Reading IS doing something. And even if some people disagree, I'd argue that it's perfectly fine to have shelf care days. That's what I call it when I spend a whole day or evening after work reading. Having shelf care days is just as important as taking a nap, getting a massage, doing a relaxing craft, going for a run, getting your nails done, having a Netflix binge, or whatever it is people do for self-care.
I'm also preaching to myself on this one. I've been guilty of this many times, but I'm going to have to be especially mindful now because the busy season at my job is ramping up. (As much as I'd love to be a full-time writer, editor, and book blogger, it's just not in my cards at present.) That means my normal 8-5 could turn into 10-, 12-, or 14-hour days depending on just how busy we get. That means my off days will be even more sacred and I'll need more downtime than usual. So the last thing I want is to feel implicitly guilted for being "lazy" when I'm doing something I love that brings me joy and relaxes me at the same time.

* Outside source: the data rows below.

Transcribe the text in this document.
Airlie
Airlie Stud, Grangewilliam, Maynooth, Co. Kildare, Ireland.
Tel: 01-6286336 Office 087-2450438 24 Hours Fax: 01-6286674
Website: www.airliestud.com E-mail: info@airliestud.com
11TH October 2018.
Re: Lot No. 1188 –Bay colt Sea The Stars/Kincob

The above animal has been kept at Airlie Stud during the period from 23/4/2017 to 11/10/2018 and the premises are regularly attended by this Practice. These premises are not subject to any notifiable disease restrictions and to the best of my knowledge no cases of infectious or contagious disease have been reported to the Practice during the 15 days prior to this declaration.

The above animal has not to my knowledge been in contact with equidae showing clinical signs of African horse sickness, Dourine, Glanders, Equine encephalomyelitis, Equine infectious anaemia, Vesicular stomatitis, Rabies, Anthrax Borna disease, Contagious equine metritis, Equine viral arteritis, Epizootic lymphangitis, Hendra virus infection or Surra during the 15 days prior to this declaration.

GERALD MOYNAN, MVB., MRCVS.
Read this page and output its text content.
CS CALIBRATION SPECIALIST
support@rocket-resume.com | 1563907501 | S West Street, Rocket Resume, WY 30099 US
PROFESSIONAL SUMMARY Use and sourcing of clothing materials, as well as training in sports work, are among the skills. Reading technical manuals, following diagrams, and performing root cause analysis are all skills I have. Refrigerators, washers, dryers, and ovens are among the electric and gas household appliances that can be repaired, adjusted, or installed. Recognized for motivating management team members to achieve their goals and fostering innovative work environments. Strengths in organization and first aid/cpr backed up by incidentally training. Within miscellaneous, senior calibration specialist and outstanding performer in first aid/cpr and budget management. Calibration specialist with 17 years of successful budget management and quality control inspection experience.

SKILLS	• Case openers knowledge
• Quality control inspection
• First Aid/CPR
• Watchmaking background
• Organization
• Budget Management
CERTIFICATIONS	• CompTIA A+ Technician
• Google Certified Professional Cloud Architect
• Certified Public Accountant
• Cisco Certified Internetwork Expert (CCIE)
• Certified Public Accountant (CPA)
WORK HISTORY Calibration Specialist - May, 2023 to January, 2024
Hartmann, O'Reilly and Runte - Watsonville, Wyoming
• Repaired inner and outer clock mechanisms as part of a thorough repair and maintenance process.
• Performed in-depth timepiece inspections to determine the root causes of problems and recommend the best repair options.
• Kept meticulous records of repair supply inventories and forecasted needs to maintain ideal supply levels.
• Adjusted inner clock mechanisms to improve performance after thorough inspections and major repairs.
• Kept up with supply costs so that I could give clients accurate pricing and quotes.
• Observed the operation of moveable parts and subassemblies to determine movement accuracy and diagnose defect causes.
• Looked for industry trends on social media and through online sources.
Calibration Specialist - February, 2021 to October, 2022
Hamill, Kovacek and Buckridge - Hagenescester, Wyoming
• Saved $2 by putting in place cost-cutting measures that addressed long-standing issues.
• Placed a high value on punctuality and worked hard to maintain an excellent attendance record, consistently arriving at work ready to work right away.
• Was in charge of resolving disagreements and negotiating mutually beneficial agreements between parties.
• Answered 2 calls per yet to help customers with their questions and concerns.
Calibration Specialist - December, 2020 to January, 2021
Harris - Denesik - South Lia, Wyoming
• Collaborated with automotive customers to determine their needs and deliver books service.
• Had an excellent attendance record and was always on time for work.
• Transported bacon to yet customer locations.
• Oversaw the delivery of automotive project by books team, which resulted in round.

It's perfectly okay to take an entire day to read, so don't let anyone make you feel otherwise. And when people ask you how you spent your time, don't say, "Oh, I didn't do anything, just read all day" because saying you didn't do anything diminishes it. And if you're bad at self-care, schedule a shelf care day on your calendar. Block out the time and commit to doing something for yourself.
Reading is important. Reading is vital. Reading is affirming. You don't need anyone's permission, but if you're looking for it, here it is: you deserve a shelf care day. Take one.